Janis L. Abkowitz, M.D.
2018 Funding recipient
The pathogenesis of MDS anemia
Discovery Research Grant 2018
Approximately 80% of persons with myelodysplastic syndrome (MDS) present with low red blood cell numbers. The anemia is problematic since individuals with MDS are elderly (the mean age at diagnosis is 71 years) and thus often have coexisting heart, lung and neurologic health issues that worsen with anemia. The goal of this application is to better understand how MDS anemia develops and why anemia occurs early in MDS (i.e. at presentation) when usually 50% or less of the marrow is replaced by MDS cells.

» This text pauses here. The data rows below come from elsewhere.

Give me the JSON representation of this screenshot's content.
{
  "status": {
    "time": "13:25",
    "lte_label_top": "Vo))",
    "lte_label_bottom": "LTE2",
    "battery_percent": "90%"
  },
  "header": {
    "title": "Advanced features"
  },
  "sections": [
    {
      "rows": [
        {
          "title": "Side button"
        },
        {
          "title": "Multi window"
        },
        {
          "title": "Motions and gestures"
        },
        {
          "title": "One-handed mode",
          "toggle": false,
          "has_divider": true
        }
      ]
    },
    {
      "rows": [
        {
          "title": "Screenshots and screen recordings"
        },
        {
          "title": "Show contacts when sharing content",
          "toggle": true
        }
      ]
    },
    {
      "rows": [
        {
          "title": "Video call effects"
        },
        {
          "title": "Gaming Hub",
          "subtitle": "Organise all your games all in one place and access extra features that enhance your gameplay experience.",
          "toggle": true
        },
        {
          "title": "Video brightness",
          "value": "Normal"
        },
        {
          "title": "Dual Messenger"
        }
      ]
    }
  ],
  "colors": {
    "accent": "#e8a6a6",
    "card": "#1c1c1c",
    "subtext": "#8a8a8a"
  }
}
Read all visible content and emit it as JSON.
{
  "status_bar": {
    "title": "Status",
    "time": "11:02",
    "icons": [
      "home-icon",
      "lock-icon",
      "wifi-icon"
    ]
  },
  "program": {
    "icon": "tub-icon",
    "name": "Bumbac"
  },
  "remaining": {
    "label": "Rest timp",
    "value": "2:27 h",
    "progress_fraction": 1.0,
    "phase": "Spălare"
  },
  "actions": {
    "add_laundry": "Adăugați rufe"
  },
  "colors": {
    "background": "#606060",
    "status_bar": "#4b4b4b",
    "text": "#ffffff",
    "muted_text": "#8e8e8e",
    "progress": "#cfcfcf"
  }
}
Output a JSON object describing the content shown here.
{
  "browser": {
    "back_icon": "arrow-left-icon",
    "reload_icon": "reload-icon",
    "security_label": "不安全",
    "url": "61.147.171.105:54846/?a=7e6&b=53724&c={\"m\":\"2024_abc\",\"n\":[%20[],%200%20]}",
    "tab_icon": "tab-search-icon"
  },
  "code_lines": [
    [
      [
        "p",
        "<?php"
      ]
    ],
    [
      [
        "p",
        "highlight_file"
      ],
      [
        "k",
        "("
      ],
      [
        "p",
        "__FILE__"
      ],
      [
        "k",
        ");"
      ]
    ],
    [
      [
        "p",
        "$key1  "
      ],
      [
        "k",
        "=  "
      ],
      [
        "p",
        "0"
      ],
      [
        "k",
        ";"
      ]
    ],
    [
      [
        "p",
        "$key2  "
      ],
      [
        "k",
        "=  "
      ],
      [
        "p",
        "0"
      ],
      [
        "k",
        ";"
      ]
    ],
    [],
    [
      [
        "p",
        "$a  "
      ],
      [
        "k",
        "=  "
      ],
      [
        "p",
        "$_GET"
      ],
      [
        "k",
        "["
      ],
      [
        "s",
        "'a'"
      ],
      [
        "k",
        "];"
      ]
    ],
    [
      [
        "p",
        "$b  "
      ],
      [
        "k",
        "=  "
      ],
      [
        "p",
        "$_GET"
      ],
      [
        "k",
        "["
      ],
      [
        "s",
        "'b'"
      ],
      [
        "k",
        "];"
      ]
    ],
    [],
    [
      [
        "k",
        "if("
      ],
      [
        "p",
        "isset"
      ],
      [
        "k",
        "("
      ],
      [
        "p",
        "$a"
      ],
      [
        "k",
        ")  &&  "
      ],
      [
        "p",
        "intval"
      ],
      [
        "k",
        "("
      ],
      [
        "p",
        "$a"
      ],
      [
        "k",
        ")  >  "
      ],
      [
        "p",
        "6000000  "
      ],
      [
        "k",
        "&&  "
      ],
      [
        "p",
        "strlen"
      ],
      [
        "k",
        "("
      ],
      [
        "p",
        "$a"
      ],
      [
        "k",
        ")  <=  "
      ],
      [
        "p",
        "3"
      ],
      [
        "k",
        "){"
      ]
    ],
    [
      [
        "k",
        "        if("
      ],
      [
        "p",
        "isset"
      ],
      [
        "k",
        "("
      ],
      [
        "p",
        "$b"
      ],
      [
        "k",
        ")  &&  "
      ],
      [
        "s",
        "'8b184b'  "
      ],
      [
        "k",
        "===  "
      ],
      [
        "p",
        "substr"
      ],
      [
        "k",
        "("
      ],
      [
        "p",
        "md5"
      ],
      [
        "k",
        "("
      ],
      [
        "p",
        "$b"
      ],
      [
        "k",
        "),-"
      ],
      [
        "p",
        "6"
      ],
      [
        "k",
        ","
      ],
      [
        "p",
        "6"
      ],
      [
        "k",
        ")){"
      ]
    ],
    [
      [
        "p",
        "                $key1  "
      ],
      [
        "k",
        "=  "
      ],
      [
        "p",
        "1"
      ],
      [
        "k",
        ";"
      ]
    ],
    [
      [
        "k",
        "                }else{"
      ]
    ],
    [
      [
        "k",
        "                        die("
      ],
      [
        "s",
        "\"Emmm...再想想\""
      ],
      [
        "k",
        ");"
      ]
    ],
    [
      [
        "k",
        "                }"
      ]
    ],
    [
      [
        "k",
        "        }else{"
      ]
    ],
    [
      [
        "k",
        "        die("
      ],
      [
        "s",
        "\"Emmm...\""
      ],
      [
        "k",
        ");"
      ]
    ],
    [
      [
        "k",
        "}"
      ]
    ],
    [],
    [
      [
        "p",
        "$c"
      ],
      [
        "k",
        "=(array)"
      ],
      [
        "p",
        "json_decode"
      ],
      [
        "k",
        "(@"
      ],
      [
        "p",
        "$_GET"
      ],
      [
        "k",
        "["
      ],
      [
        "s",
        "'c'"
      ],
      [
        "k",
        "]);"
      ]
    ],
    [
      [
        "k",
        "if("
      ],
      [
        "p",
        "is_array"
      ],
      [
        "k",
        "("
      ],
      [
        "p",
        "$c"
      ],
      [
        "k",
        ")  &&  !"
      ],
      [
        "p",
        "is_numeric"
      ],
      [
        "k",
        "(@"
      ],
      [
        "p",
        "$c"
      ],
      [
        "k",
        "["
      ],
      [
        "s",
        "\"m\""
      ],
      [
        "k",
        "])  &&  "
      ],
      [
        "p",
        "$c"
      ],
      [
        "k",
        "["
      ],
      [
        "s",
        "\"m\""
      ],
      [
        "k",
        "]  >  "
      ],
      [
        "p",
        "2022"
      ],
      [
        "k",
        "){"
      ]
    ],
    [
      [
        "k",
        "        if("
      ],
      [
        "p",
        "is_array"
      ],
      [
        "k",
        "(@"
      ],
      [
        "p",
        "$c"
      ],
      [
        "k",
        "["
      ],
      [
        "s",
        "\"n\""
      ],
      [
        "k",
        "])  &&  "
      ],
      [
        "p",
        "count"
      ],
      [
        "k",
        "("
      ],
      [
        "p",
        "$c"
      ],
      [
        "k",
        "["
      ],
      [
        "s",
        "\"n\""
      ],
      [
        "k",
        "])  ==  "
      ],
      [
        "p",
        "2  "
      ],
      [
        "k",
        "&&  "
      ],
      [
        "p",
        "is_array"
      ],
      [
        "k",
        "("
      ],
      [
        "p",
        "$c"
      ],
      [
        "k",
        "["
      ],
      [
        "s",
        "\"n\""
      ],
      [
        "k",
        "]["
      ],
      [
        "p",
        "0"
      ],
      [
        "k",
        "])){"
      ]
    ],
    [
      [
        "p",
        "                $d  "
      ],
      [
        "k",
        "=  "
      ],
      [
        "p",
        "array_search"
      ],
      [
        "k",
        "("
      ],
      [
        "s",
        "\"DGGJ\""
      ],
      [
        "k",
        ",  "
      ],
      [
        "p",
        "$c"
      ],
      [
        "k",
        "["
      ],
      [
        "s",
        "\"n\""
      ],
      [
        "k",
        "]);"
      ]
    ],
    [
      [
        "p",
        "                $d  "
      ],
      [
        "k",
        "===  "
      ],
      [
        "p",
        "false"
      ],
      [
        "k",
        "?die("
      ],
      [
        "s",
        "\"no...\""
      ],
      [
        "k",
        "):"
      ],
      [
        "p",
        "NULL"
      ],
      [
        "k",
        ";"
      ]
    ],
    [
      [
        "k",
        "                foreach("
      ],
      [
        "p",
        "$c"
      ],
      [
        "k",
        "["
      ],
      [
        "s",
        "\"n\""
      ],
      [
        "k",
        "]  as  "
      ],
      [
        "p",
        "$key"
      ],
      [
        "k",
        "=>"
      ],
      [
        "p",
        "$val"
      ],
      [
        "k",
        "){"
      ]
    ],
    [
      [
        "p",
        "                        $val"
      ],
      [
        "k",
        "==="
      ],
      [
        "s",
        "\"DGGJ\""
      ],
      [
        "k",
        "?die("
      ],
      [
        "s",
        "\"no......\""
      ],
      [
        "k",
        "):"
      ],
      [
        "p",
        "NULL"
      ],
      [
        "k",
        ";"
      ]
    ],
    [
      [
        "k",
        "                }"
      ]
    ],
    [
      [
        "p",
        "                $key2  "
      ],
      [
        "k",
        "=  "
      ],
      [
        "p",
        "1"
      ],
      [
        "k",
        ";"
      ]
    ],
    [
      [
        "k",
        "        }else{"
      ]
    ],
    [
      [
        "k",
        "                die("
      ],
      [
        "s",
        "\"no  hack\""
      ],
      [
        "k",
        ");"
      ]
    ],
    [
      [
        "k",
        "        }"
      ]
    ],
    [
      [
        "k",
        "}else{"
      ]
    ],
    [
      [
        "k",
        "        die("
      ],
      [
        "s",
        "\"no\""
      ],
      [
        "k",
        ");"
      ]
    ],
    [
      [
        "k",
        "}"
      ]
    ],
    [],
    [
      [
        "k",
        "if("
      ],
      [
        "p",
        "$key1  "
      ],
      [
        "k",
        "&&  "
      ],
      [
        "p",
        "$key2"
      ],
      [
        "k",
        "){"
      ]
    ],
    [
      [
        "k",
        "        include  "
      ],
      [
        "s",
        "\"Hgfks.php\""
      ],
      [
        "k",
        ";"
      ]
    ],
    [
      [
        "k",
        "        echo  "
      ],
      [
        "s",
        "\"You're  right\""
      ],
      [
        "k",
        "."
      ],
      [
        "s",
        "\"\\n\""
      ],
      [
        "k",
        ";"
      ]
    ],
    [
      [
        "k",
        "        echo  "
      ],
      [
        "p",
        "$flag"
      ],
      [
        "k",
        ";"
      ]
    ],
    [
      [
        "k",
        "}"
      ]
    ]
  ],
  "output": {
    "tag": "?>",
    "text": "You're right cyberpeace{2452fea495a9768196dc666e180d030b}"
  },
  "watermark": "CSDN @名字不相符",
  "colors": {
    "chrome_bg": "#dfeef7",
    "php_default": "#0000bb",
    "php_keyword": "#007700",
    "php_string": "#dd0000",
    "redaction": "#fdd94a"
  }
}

Over 95% of red cell content is hemoglobin. Hemoglobin is comprised of heme, a toxic ironcontaining chemical, and globin, a protein. As red cells mature, heme is made first, and then heme induces globin production. Given this sequence of events, there is an obligate time early in red cell differentiation when heme is present, but globin is absent or inadequate. The cell must export heme via the transporter, FLVCR, to avoid its toxicities. In mice lacking FLVCR, early red cell precursors die and a severe anemia resembling MDS anemia results. In recent work, we have shown that Diamond Blackfan anemia (DBA) and MDS associated with the deletion of chromosome 5q (del(5q) MDS) also result from excessive intracellular heme. In these settings, ribosomal protein mutations lead to poor ribosome function and protein, hence globin, synthesis is slowed, while heme synthesis proceeds normally in early erythroid precursors. More heme accumulates than can be exported via FLVCR, and anemia ensues. By extension, any mutation which compromises protein synthesis (not just ribosomal protein mutations) should impede globin synthesis leading to heme excess and failed red cell differentiation. As many mutations in MDS directly or indirectly impact protein transcription or protein translation, we suspect and in Specific aim 1 will determine, if this pathophysiology underlies most MDS anemia.
In Specific aim 2, we will discern why anemia occurs early in MDS (i.e. at presentation) when many normal (non-neoplastic) precursors remain. Nearly all red blood cell production occurs in erythroblastic islands (EBIs). EBIs consist of a central macrophage (“nurse cell”) and ~10-50 maturing red cells. We suspect that a prime role of the central macrophage is to efficiently and safely recycle heme-iron. This hypothesis explains why erythroid cells at all stages of differentiation adhere to a central macrophage. Early red cell precursors need to export heme (via FLVCR) to avert cell death, yet later red cell precursors are relatively heme deficient and would benefit from more aggressive iron (or heme) import. In MDS patients, individual EBIs contain both neoplastic and normal red cell precursors. We suspect that large quantities of heme are exported from the early neoplastic red cell precursors into the central macrophage. The heme influx exceeds that which can be stored or recycled. This compromises central macrophage function and its ability to support the maturation of adjacent adhering normal erythroid cells. If true, drugs targeting heme synthesis or heme/iron trafficking should be efficacious therapies for MDS anemia.